The rain continues, August turning to September, and the gloom in the house begins to feel perpetual, a lunar twilight, damp and chill. She cuts short her trips into town, staying clear of Frank Dean, of all but the most perfunctory interactions; she limits her visits to Snade’s Corners, but doesn’t cut them out entirely. She needs a place where she can breathe and be herself, where she can kick back and listen to Gar gossip, make a joke and have someone laugh at it, and, though it strikes her as a little odd that she can’t find this in the marriage, she’s taken refuge in a generalized condemnation of men, a bumper-sticker feminism, and concluded that every marriage has the same level of dysfunction and thus essentially the same character. Otherwise, her conversations are confined to brief chats with Will, who spends much of his time with Allie, and flinty exchanges with Jackson. Their war goes on, but its intensity has diminished. They pretend, as perhaps they have always done, but the pretense of intimacy has fled. She reads. DeLillo, Grisham, Ozick, and, an irony, locked away in her own manor house, the Brontës.

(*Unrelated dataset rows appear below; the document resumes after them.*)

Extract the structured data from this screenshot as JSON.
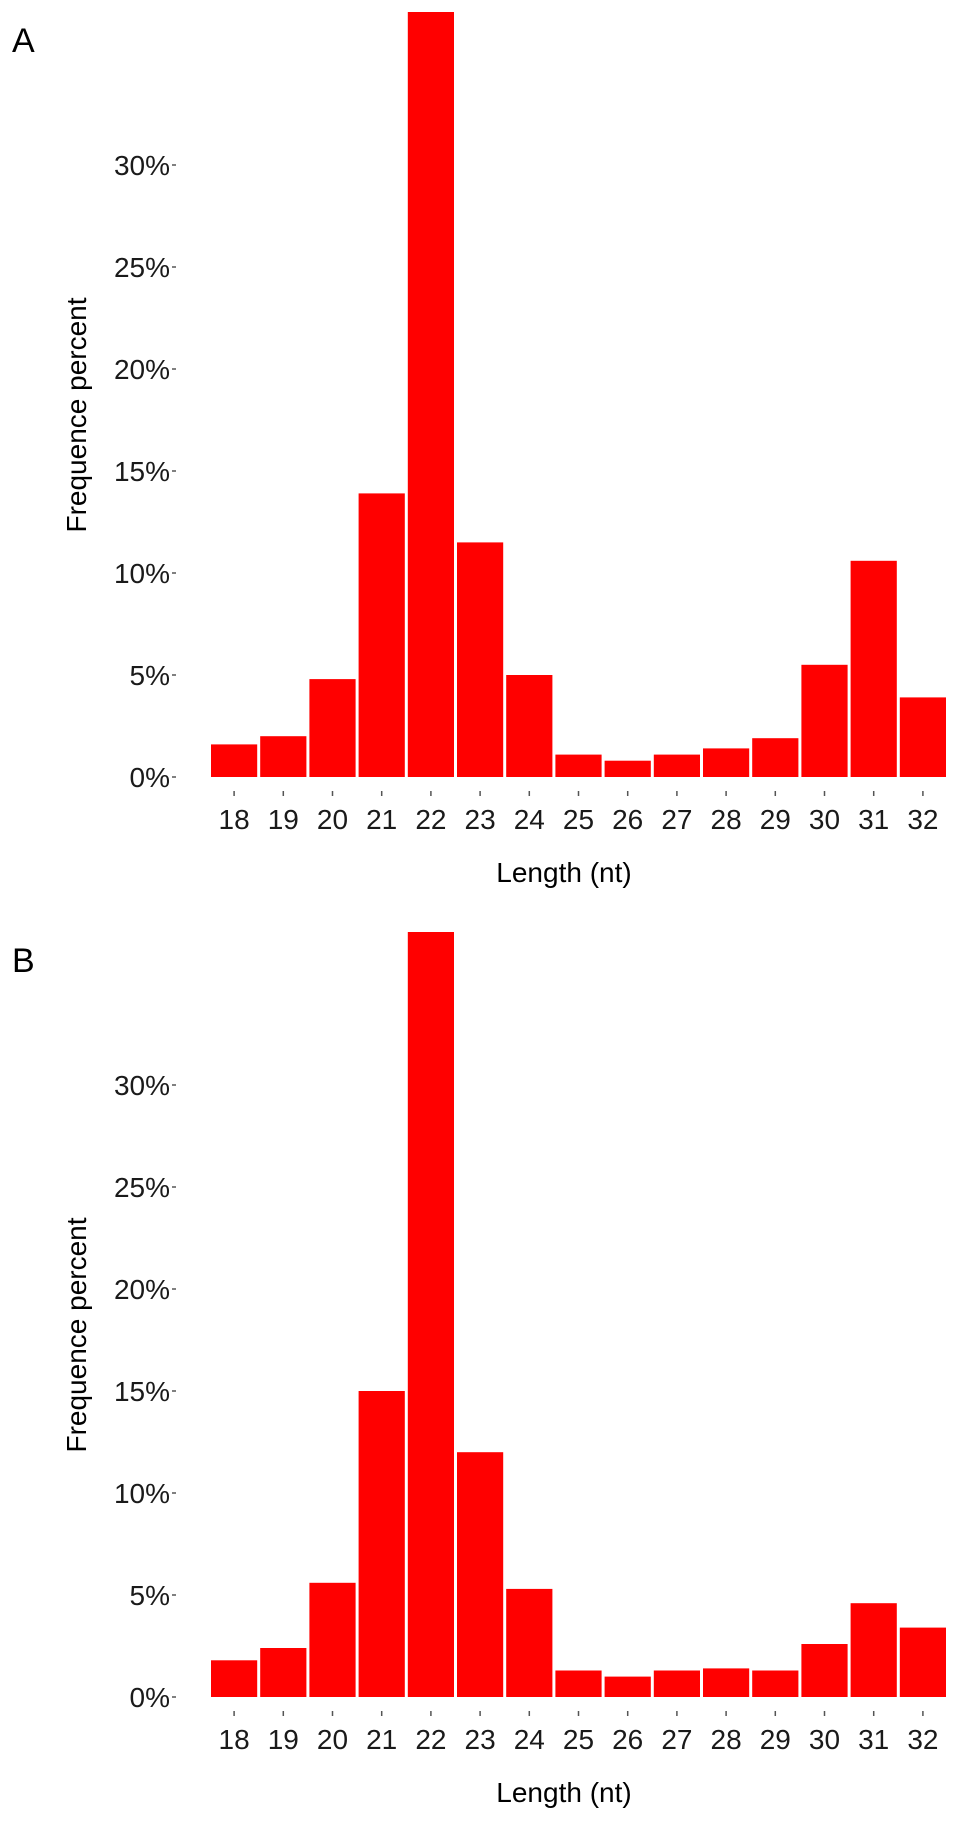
{
  "chart_data": [
    {
      "panel": "A",
      "type": "bar",
      "categories": [
        "18",
        "19",
        "20",
        "21",
        "22",
        "23",
        "24",
        "25",
        "26",
        "27",
        "28",
        "29",
        "30",
        "31",
        "32"
      ],
      "values": [
        1.6,
        2.0,
        4.8,
        13.9,
        37.5,
        11.5,
        5.0,
        1.1,
        0.8,
        1.1,
        1.4,
        1.9,
        5.5,
        10.6,
        3.9
      ],
      "xlabel": "Length (nt)",
      "ylabel": "Frequence percent",
      "ylim": [
        0,
        37.5
      ],
      "yticks": [
        "0%",
        "5%",
        "10%",
        "15%",
        "20%",
        "25%",
        "30%"
      ],
      "ytick_values": [
        0,
        5,
        10,
        15,
        20,
        25,
        30
      ],
      "bar_color": "#ff0000",
      "grid": false,
      "legend": "none"
    },
    {
      "panel": "B",
      "type": "bar",
      "categories": [
        "18",
        "19",
        "20",
        "21",
        "22",
        "23",
        "24",
        "25",
        "26",
        "27",
        "28",
        "29",
        "30",
        "31",
        "32"
      ],
      "values": [
        1.8,
        2.4,
        5.6,
        15.0,
        37.5,
        12.0,
        5.3,
        1.3,
        1.0,
        1.3,
        1.4,
        1.3,
        2.6,
        4.6,
        3.4
      ],
      "xlabel": "Length (nt)",
      "ylabel": "Frequence percent",
      "ylim": [
        0,
        37.5
      ],
      "yticks": [
        "0%",
        "5%",
        "10%",
        "15%",
        "20%",
        "25%",
        "30%"
      ],
      "ytick_values": [
        0,
        5,
        10,
        15,
        20,
        25,
        30
      ],
      "bar_color": "#ff0000",
      "grid": false,
      "legend": "none"
    }
  ]
}
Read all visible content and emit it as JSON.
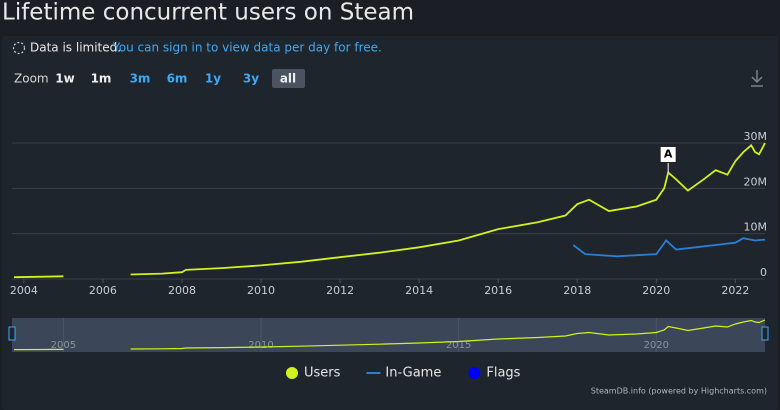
{
  "chart_data": {
    "type": "line",
    "title": "Lifetime concurrent users on Steam",
    "notice": {
      "status": "Data is limited.",
      "link": "You can sign in to view data per day for free."
    },
    "zoom": {
      "label": "Zoom",
      "buttons": [
        "1w",
        "1m",
        "3m",
        "6m",
        "1y",
        "3y",
        "all"
      ],
      "active": 6,
      "disabled": [
        0,
        1
      ]
    },
    "xlim": [
      2003.7,
      2022.75
    ],
    "xticks": [
      2004,
      2006,
      2008,
      2010,
      2012,
      2014,
      2016,
      2018,
      2020,
      2022
    ],
    "ylim": [
      0,
      30000000
    ],
    "yticks": [
      0,
      {
        "value": 10000000,
        "label": "10M"
      },
      {
        "value": 20000000,
        "label": "20M"
      },
      {
        "value": 30000000,
        "label": "30M"
      }
    ],
    "grid": true,
    "navigator_xticks": [
      2005,
      2010,
      2015,
      2020
    ],
    "series": [
      {
        "name": "Users",
        "color": "#d1f21c",
        "x": [
          2003.75,
          2004.5,
          2005.0,
          2005.2,
          2006.7,
          2007.5,
          2008.0,
          2008.1,
          2009,
          2010,
          2011,
          2012,
          2013,
          2014,
          2015,
          2016,
          2017,
          2017.7,
          2018.0,
          2018.3,
          2018.8,
          2019.5,
          2020.0,
          2020.2,
          2020.3,
          2020.5,
          2020.8,
          2021.2,
          2021.5,
          2021.8,
          2022.0,
          2022.2,
          2022.4,
          2022.5,
          2022.6,
          2022.75
        ],
        "values": [
          400000,
          500000,
          600000,
          null,
          1000000,
          1200000,
          1500000,
          2000000,
          2400000,
          3000000,
          3800000,
          4800000,
          5800000,
          7000000,
          8500000,
          11000000,
          12500000,
          14000000,
          16500000,
          17500000,
          15000000,
          16000000,
          17500000,
          20000000,
          23500000,
          22000000,
          19500000,
          22000000,
          24000000,
          23000000,
          26000000,
          28000000,
          29500000,
          28000000,
          27500000,
          30000000
        ]
      },
      {
        "name": "In-Game",
        "color": "#2a7fd4",
        "x": [
          2017.9,
          2018.2,
          2019,
          2020,
          2020.25,
          2020.5,
          2021,
          2021.5,
          2022,
          2022.2,
          2022.5,
          2022.75
        ],
        "values": [
          7500000,
          5500000,
          5000000,
          5500000,
          8500000,
          6500000,
          7000000,
          7500000,
          8000000,
          9000000,
          8500000,
          8700000
        ]
      },
      {
        "name": "Flags",
        "color": "#0000ff",
        "x": [
          2020.3
        ],
        "labels": [
          "A"
        ]
      }
    ],
    "credits": "SteamDB.info (powered by Highcharts.com)"
  }
}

Now and again she hears the ghost voice, but she’s grown accustomed to it and it no longer has the power to surprise or intrigue—it might as well be a moth batting its wings against a window. She sits long hours in the kitchen, hoping for her muse to alight, notebook and pen at the ready. One afternoon, while she’s slumped at the kitchen table, Louise, wearing a flowered housecoat and slippers, bangs in through the door, stops, retreats a step, hovering beside the sink, consternation writ large upon her pudding face. Sanie examines her coolly, then looks down at her notebook, at the words scribbled there, and says, “Do what you need to do. I won’t bother you.”